Scott Aikin
Scott F. Aikin is an American philosopher and associate professor of philosophy at Vanderbilt University in Nashville, Tennessee, where he also holds a joint appointment in Classics. He earned an M.A. in philosophy from the University of Montana in 1999 and a Ph.D. in philosophy from Vanderbilt University in 2006. His principal areas of research are epistemology, argumentation theory, ancient philosophy, and pragmatism.
Research
Epistemology
Aikin's work in epistemology is devoted to the elaboration and defense of two views: evidentialism and epistemic infinitism. His case for evidentialism is articulated in his Evidentialism and the Will to Believe, in which he defends William Kingdon Clifford's version of evidentialism against William James's critiques. Clifford holds in "The Ethics of Belief" that "It is wrong always, everywhere, and for anyone, to believe anything upon insufficient evidence." James denies this, claiming that cases of faith – particularly those in which belief in a truth can help bring about the truth – are exceptional.
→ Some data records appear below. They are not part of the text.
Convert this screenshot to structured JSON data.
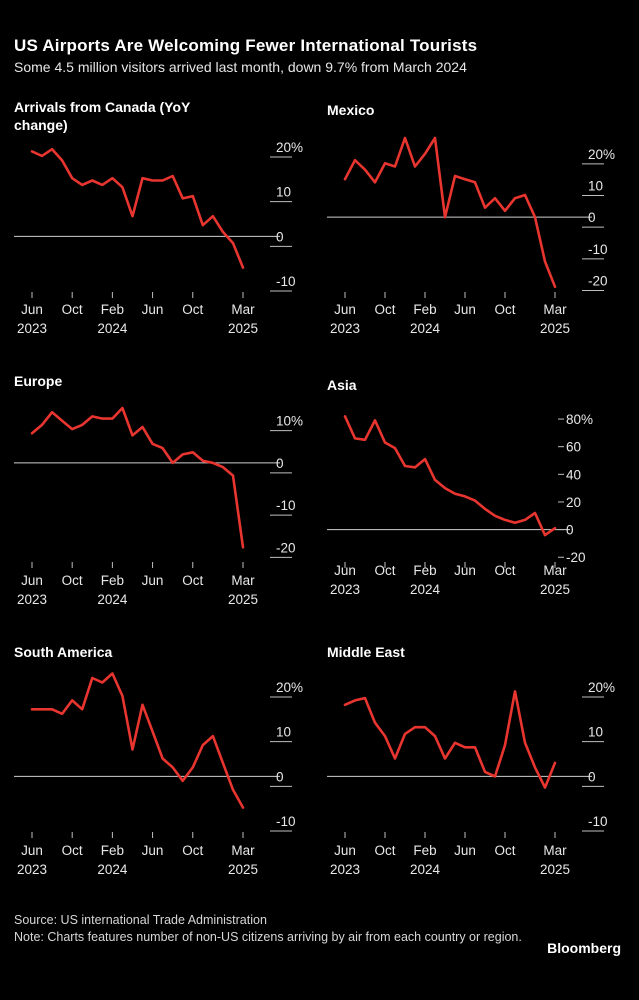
{
  "header": {
    "title": "US Airports Are Welcoming Fewer International Tourists",
    "subtitle": "Some 4.5 million visitors arrived last month, down 9.7% from March 2024"
  },
  "colors": {
    "line": "#e8352f",
    "zero": "#cfcfcf",
    "tick": "#bfbfbf"
  },
  "chart_data": [
    {
      "type": "line",
      "title": "Arrivals from Canada (YoY change)",
      "x_tick_labels": [
        [
          "Jun",
          "2023"
        ],
        [
          "Oct",
          ""
        ],
        [
          "Feb",
          "2024"
        ],
        [
          "Jun",
          ""
        ],
        [
          "Oct",
          ""
        ],
        [
          "Mar",
          "2025"
        ]
      ],
      "y_ticks": [
        20,
        10,
        0,
        -10
      ],
      "y_tick_labels": [
        "20%",
        "10",
        "0",
        "-10"
      ],
      "ylim": [
        -12,
        22
      ],
      "values": [
        19,
        18,
        19.5,
        17,
        13,
        11.5,
        12.5,
        11.5,
        13,
        11,
        4.5,
        13,
        12.5,
        12.5,
        13.5,
        8.5,
        9,
        2.5,
        4.5,
        1,
        -1.5,
        -7
      ]
    },
    {
      "type": "line",
      "title": "Mexico",
      "x_tick_labels": [
        [
          "Jun",
          "2023"
        ],
        [
          "Oct",
          ""
        ],
        [
          "Feb",
          "2024"
        ],
        [
          "Jun",
          ""
        ],
        [
          "Oct",
          ""
        ],
        [
          "Mar",
          "2025"
        ]
      ],
      "y_ticks": [
        20,
        10,
        0,
        -10,
        -20
      ],
      "y_tick_labels": [
        "20%",
        "10",
        "0",
        "-10",
        "-20"
      ],
      "ylim": [
        -23,
        25
      ],
      "values": [
        12,
        18,
        15,
        11,
        17,
        16,
        25,
        16,
        20,
        25,
        0,
        13,
        12,
        11,
        3,
        6,
        2,
        6,
        7,
        0,
        -14,
        -22
      ]
    },
    {
      "type": "line",
      "title": "Europe",
      "x_tick_labels": [
        [
          "Jun",
          "2023"
        ],
        [
          "Oct",
          ""
        ],
        [
          "Feb",
          "2024"
        ],
        [
          "Jun",
          ""
        ],
        [
          "Oct",
          ""
        ],
        [
          "Mar",
          "2025"
        ]
      ],
      "y_ticks": [
        10,
        0,
        -10,
        -20
      ],
      "y_tick_labels": [
        "10%",
        "0",
        "-10",
        "-20"
      ],
      "ylim": [
        -23,
        13
      ],
      "values": [
        7,
        9,
        12,
        10,
        8,
        9,
        11,
        10.5,
        10.5,
        13,
        6.5,
        8.5,
        4.5,
        3.5,
        0,
        2,
        2.5,
        0.5,
        0,
        -1,
        -3,
        -20
      ]
    },
    {
      "type": "line",
      "title": "Asia",
      "x_tick_labels": [
        [
          "Jun",
          "2023"
        ],
        [
          "Oct",
          ""
        ],
        [
          "Feb",
          "2024"
        ],
        [
          "Jun",
          ""
        ],
        [
          "Oct",
          ""
        ],
        [
          "Mar",
          "2025"
        ]
      ],
      "y_ticks": [
        80,
        60,
        40,
        20,
        0,
        -20
      ],
      "y_tick_labels": [
        "80%",
        "60",
        "40",
        "20",
        "0",
        "-20"
      ],
      "ylim": [
        -22,
        88
      ],
      "values": [
        82,
        66,
        65,
        79,
        63,
        59,
        46,
        45,
        51,
        36,
        30,
        26,
        24,
        21,
        15,
        10,
        7,
        5,
        7,
        12,
        -4,
        1
      ]
    },
    {
      "type": "line",
      "title": "South America",
      "x_tick_labels": [
        [
          "Jun",
          "2023"
        ],
        [
          "Oct",
          ""
        ],
        [
          "Feb",
          "2024"
        ],
        [
          "Jun",
          ""
        ],
        [
          "Oct",
          ""
        ],
        [
          "Mar",
          "2025"
        ]
      ],
      "y_ticks": [
        20,
        10,
        0,
        -10
      ],
      "y_tick_labels": [
        "20%",
        "10",
        "0",
        "-10"
      ],
      "ylim": [
        -12,
        22
      ],
      "values": [
        15,
        15,
        15,
        14,
        17,
        15,
        22,
        21,
        23,
        18,
        6,
        16,
        10,
        4,
        2,
        -1,
        2,
        7,
        9,
        3,
        -3,
        -7
      ]
    },
    {
      "type": "line",
      "title": "Middle East",
      "x_tick_labels": [
        [
          "Jun",
          "2023"
        ],
        [
          "Oct",
          ""
        ],
        [
          "Feb",
          "2024"
        ],
        [
          "Jun",
          ""
        ],
        [
          "Oct",
          ""
        ],
        [
          "Mar",
          "2025"
        ]
      ],
      "y_ticks": [
        20,
        10,
        0,
        -10
      ],
      "y_tick_labels": [
        "20%",
        "10",
        "0",
        "-10"
      ],
      "ylim": [
        -12,
        22
      ],
      "values": [
        16,
        17,
        17.5,
        12,
        9,
        4,
        9.5,
        11,
        11,
        9,
        4,
        7.5,
        6.5,
        6.5,
        1,
        0,
        7,
        19,
        7.5,
        2,
        -2.5,
        3
      ]
    }
  ],
  "footer": {
    "source": "Source: US international Trade Administration",
    "note": "Note: Charts features number of non-US citizens arriving by air from each country or region.",
    "brand": "Bloomberg"
  }
}
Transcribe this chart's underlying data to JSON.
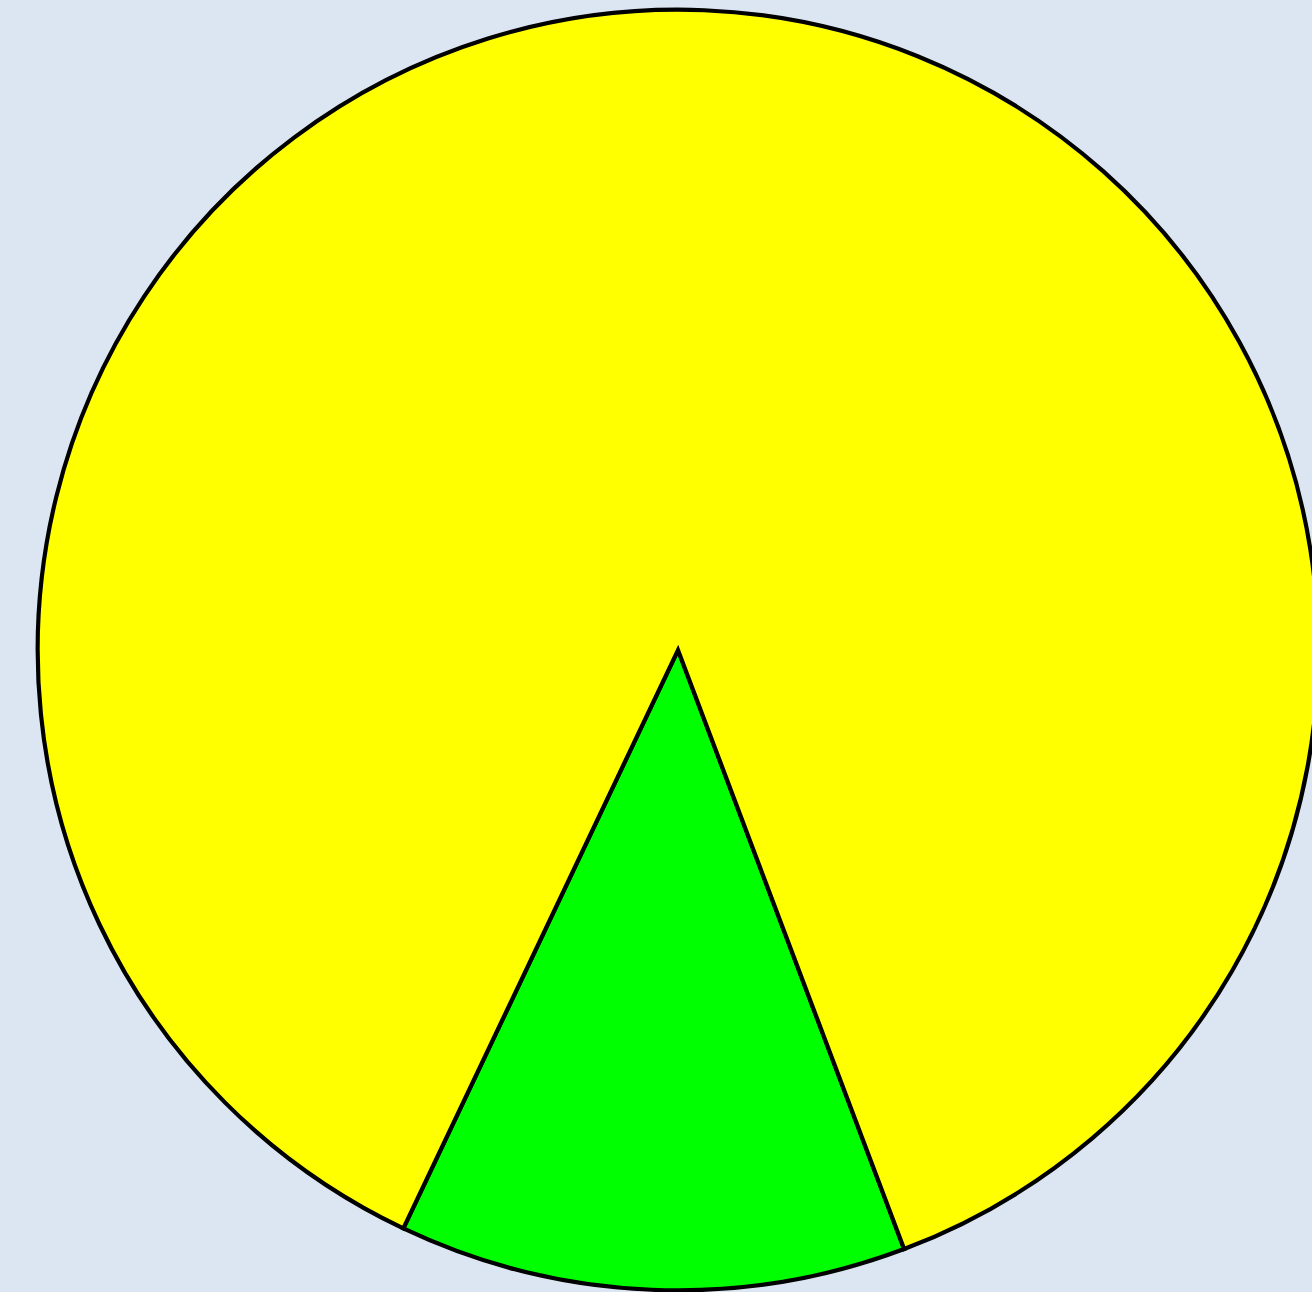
{
  "chart_data": {
    "type": "pie",
    "categories": [
      null,
      null
    ],
    "values": [
      12.8,
      87.2
    ],
    "colors": [
      "#00ff00",
      "#ffff00"
    ]
  }
}
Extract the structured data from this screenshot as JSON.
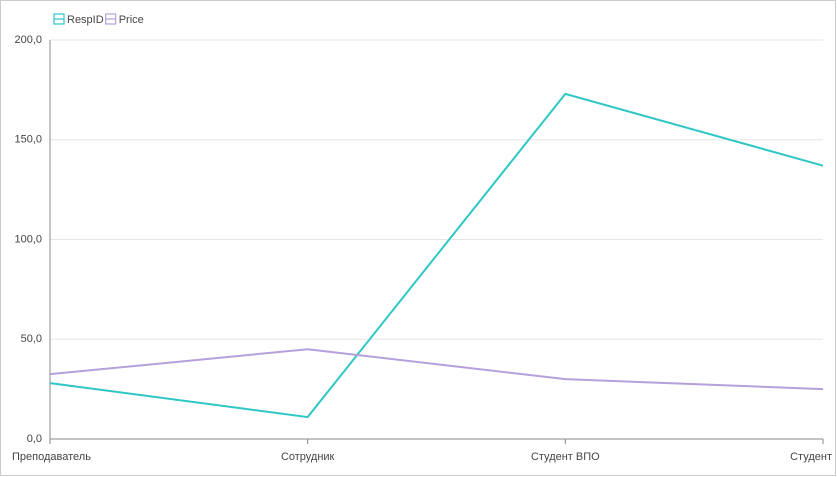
{
  "chart_data": {
    "type": "line",
    "categories": [
      "Преподаватель",
      "Сотрудник",
      "Студент ВПО",
      "Студент"
    ],
    "series": [
      {
        "name": "RespID",
        "color": "#2ec7c4",
        "values": [
          28,
          11,
          173,
          137
        ]
      },
      {
        "name": "Price",
        "color": "#b5a0dc",
        "values": [
          32.5,
          45,
          30,
          25
        ]
      }
    ],
    "ylim": [
      0,
      200
    ],
    "yticks": [
      {
        "value": 0,
        "label": "0,0"
      },
      {
        "value": 50,
        "label": "50,0"
      },
      {
        "value": 100,
        "label": "100,0"
      },
      {
        "value": 150,
        "label": "150,0"
      },
      {
        "value": 200,
        "label": "200,0"
      }
    ],
    "grid": true
  }
}
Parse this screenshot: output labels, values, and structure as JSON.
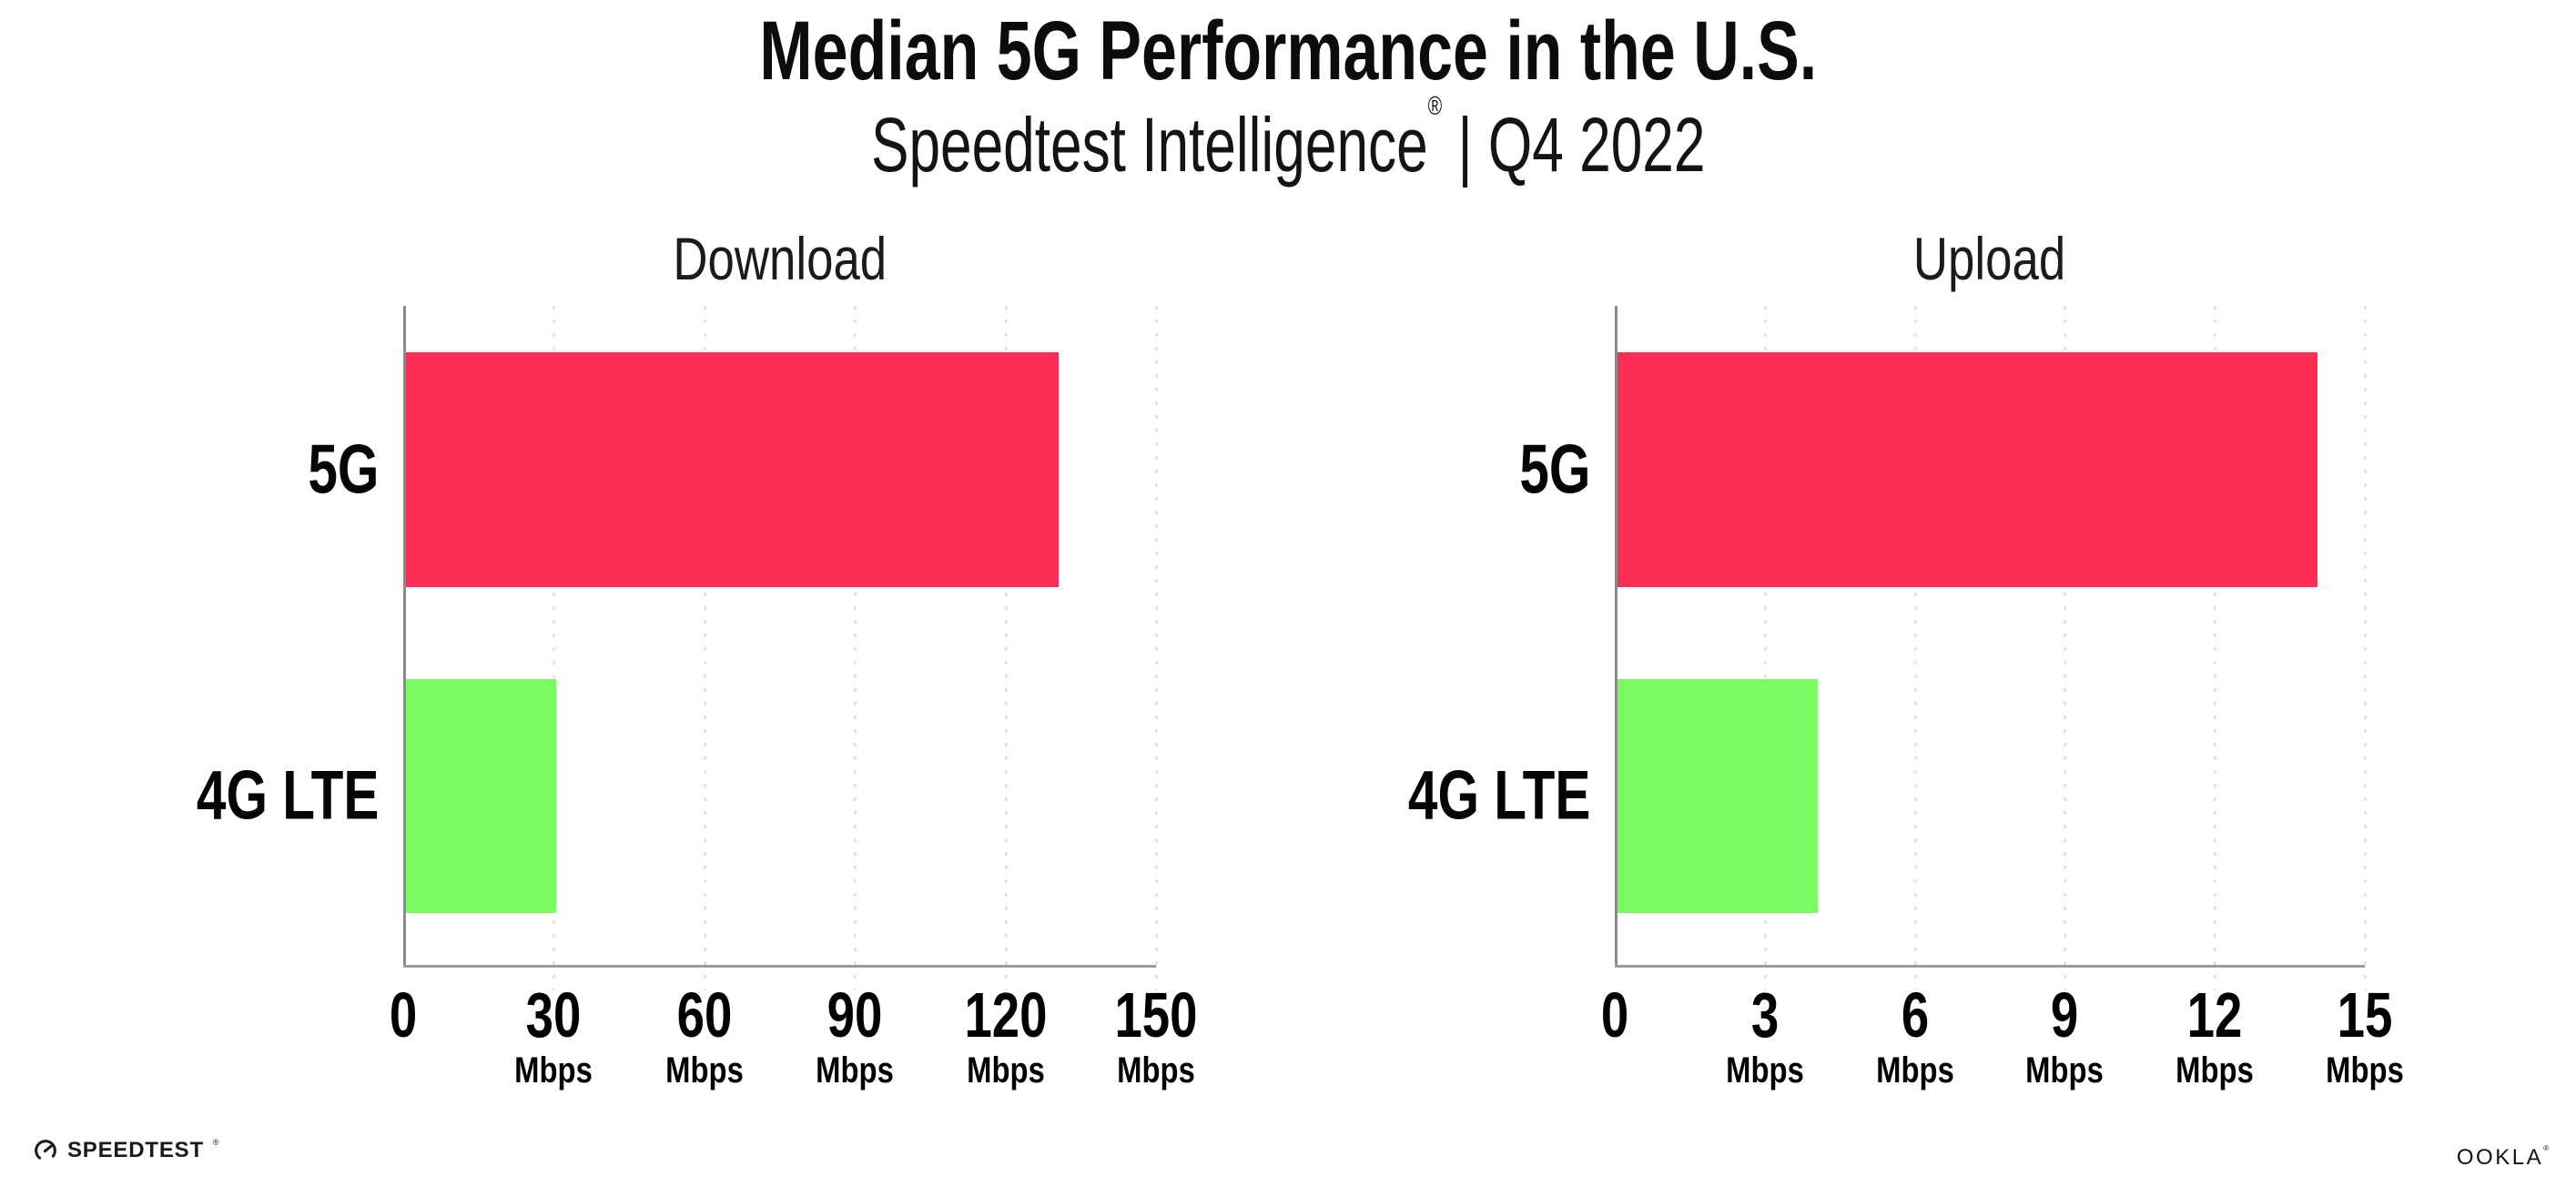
{
  "header": {
    "title": "Median 5G Performance in the U.S.",
    "subtitle_brand": "Speedtest Intelligence",
    "subtitle_reg": "®",
    "subtitle_rest": " | Q4 2022"
  },
  "chart_data": [
    {
      "type": "bar",
      "orientation": "horizontal",
      "title": "Download",
      "categories": [
        "5G",
        "4G LTE"
      ],
      "values": [
        130,
        30
      ],
      "unit": "Mbps",
      "xlim": [
        0,
        150
      ],
      "xticks": [
        0,
        30,
        60,
        90,
        120,
        150
      ],
      "grid": "dotted-vertical",
      "legend": "none",
      "bar_colors": [
        "#FD2D55",
        "#7CFA64"
      ]
    },
    {
      "type": "bar",
      "orientation": "horizontal",
      "title": "Upload",
      "categories": [
        "5G",
        "4G LTE"
      ],
      "values": [
        14,
        4
      ],
      "unit": "Mbps",
      "xlim": [
        0,
        15
      ],
      "xticks": [
        0,
        3,
        6,
        9,
        12,
        15
      ],
      "grid": "dotted-vertical",
      "legend": "none",
      "bar_colors": [
        "#FD2D55",
        "#7CFA64"
      ]
    }
  ],
  "footer": {
    "speedtest_label": "SPEEDTEST",
    "speedtest_reg": "®",
    "ookla_label": "OOKLA",
    "ookla_reg": "®"
  },
  "colors": {
    "bar_5g": "#FD2D55",
    "bar_4g_lte": "#7CFA64",
    "axis_line": "#9c9c9c",
    "gridline": "#e4e4ee",
    "text": "#000000"
  }
}
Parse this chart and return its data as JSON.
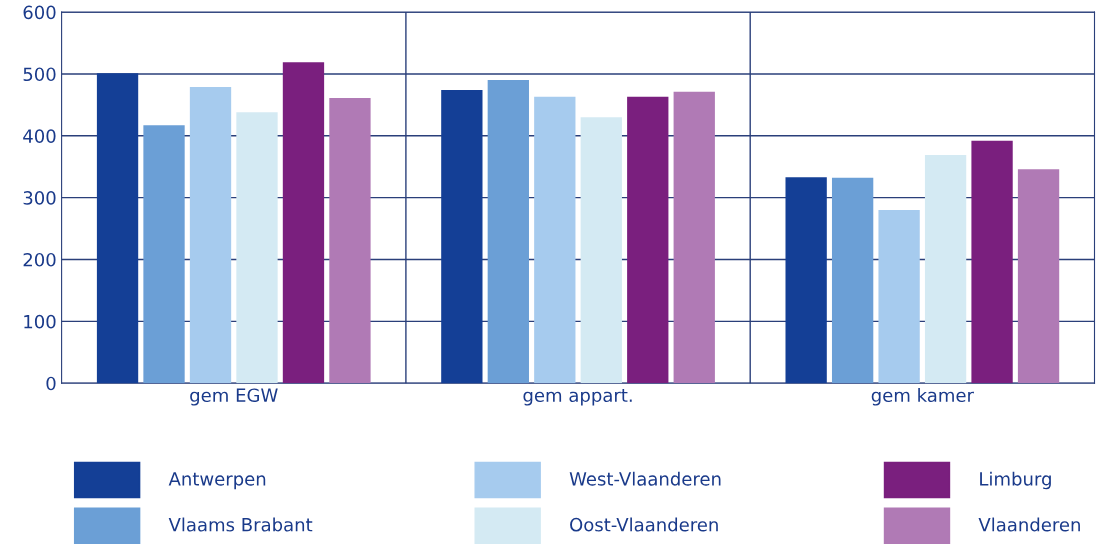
{
  "chart_data": {
    "type": "bar",
    "categories": [
      "gem EGW",
      "gem appart.",
      "gem kamer"
    ],
    "series": [
      {
        "name": "Antwerpen",
        "color": "#143f96",
        "values": [
          501,
          474,
          333
        ]
      },
      {
        "name": "Vlaams Brabant",
        "color": "#6b9fd6",
        "values": [
          417,
          490,
          332
        ]
      },
      {
        "name": "West-Vlaanderen",
        "color": "#a6cbee",
        "values": [
          479,
          463,
          280
        ]
      },
      {
        "name": "Oost-Vlaanderen",
        "color": "#d4eaf3",
        "values": [
          438,
          430,
          369
        ]
      },
      {
        "name": "Limburg",
        "color": "#7a1f7e",
        "values": [
          519,
          463,
          392
        ]
      },
      {
        "name": "Vlaanderen",
        "color": "#b07ab5",
        "values": [
          461,
          471,
          346
        ]
      }
    ],
    "ylim": [
      0,
      600
    ],
    "yticks": [
      0,
      100,
      200,
      300,
      400,
      500,
      600
    ],
    "grid": "y",
    "legend": "bottom"
  }
}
Replying on behalf of Clifford, Aikin argues that such cases are not exceptions, because knowledge that one's belief in a proposition makes that proposition more likely to be true amounts to evidence for that proposition.Aikin has also contributed to the public debate about the ethics of belief in religious contexts, in Reasonable Atheism. Aikin's case for epistemic infinitism, developed in Epistemology and the Regress Problem, holds that given the requirement that all reasons must have backing, the only options for rational belief are either skepticism or infinite, non-repeating chains of justifying reasons. In "Prospects for Moral Epistemic Infinitism," Aikin argues that these are also requirements of moral knowledge.
Argumentation theory
Aikin is a proponent of the epistemic theory of argument, according to which the primary norms of argumentation are those that promote the communication of knowledge. His central argument for this view is that it uniquely precludes an absurdity that arises on the alternatives. Namely, the possibility that one may be convinced by an argument, yet know no more after the argument than before. Aikin further argues that the main competitor theories of argument are either self-refuting or implicitly epistemic. His work in theory of argument has led Aikin to develop a program of expansive fallacy theory. Aikin poses an analysis of ad hominem tu quoque arguments that establishes the conditions for determining relevance of hypocrisy. He has proposed a variety of straw man fallacies: the representational man, the selectional man, the hollow man, and the iron man. Additionally, Aikin and Talisse have proposed a fallacy of ridicule they term "modus tonens," which consists in repeating an interlocutor's claim with an incredulous tone of voice. Finally, Aikin also defends, along with Trudy Govier, the minimally adversarial theory of argument. This view acknowledges that, argumentation, as an act of addressing controversy, must have an essential adversarial component, but maintains that this adversariality must not be permitted to escalate.Aikin, in Why We Argue, offers an introduction to argumentation theory for the context of public political debate. As an author, he has been collected by libraries worldwide.